It’s an office-divider, a personality diviner, a barometer, milestone and litmus test. Where do you stand on cricket? Its increased popularity post-Ashes (2005) has made inroads into the national consciousness, but has done little to change the essential polarity of opinions around it, which some argue with surprising vehemence.
A ridiculous simile is needed, in order to cohere my thoughts on it:
Cricket is like modern art.
There, I’ve said it.
Why is cricket like modern art? Because it’s like this: many people who are very much into it, care for its history and future and follow it all round the world (group #1) can talk for hours and hours about the techniques, interpretations and significance of modern art/cricket.
Others (group #2) will give it a go, say ‘I don’t get it’, have scorn poured on them by group #1, which they will listen to reluctantly, say, ‘Yeah, but I don’t get it, it’s boring and shit,’ and then go off and do something they do enjoy.

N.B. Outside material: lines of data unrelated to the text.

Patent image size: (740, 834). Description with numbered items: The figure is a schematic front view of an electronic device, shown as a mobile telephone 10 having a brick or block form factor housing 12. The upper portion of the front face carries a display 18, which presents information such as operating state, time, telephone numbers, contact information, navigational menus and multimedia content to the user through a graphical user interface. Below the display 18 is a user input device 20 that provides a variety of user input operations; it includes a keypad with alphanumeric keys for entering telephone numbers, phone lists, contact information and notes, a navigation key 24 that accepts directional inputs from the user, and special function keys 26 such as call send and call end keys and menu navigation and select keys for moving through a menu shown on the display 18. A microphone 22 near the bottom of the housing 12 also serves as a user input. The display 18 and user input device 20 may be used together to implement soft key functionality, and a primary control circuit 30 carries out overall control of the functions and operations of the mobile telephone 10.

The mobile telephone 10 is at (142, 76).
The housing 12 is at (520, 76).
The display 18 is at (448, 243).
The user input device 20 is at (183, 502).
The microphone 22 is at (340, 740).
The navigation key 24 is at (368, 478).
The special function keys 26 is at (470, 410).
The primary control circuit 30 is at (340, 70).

Group #3, a reasoned, well-balanced confident lot, will not pay too much attention to the ins and outs of the thing, but realise that there isn’t anything to ‘get’ beyond them getting what they want out of it. For them, the art may look nice, make them think of things, make them wonder on life’s infinite joys and tragedies, make them go ‘that colour is LUSH’ or ‘isn’t that an odd shape how on earth did the artist create that’, but the main point is that they treat art as everyone should – a subjective experience. Similarly with cricket.
There are rules aplenty, tedious rituals too, and traditions and bye-laws to keep the custodians of the game really very busy indeed. But for the spectator – every spectator, no matter their level of knowledge – a day spent watching county cricket is this: a day out of the house under the pretext of constructive activity, which is actually spent lolling about on the edges of a beautifully well-tended field, whereon various people move about photogenically in all-white attire. The action can be ignored or pored over; you can return home sober and rested, or half cut and dishevelled; you can browse the stalls, shops and hog roast vans, or you can sit in your chair reading all day.
On top of this all, there is an excellent game going on, although you are not particularly coerced into following it with the same avidity as the ‘proper’ fans. I know that it’s extremely easy to fall into the Wodehousian lexicon when extolling the virtues of a hard summer’s day spent doing next to nothing by a cricket pitch, but if the sun’s shining, you’ve got a nice drink nearby (the bar’s never far away at county cricket grounds) and a good book on, the emerald green of the sward as vividly-coloured as any Elsworth Kelly (you see? It works, it works), there is very little sense in disavowing the attraction of the game. Yes.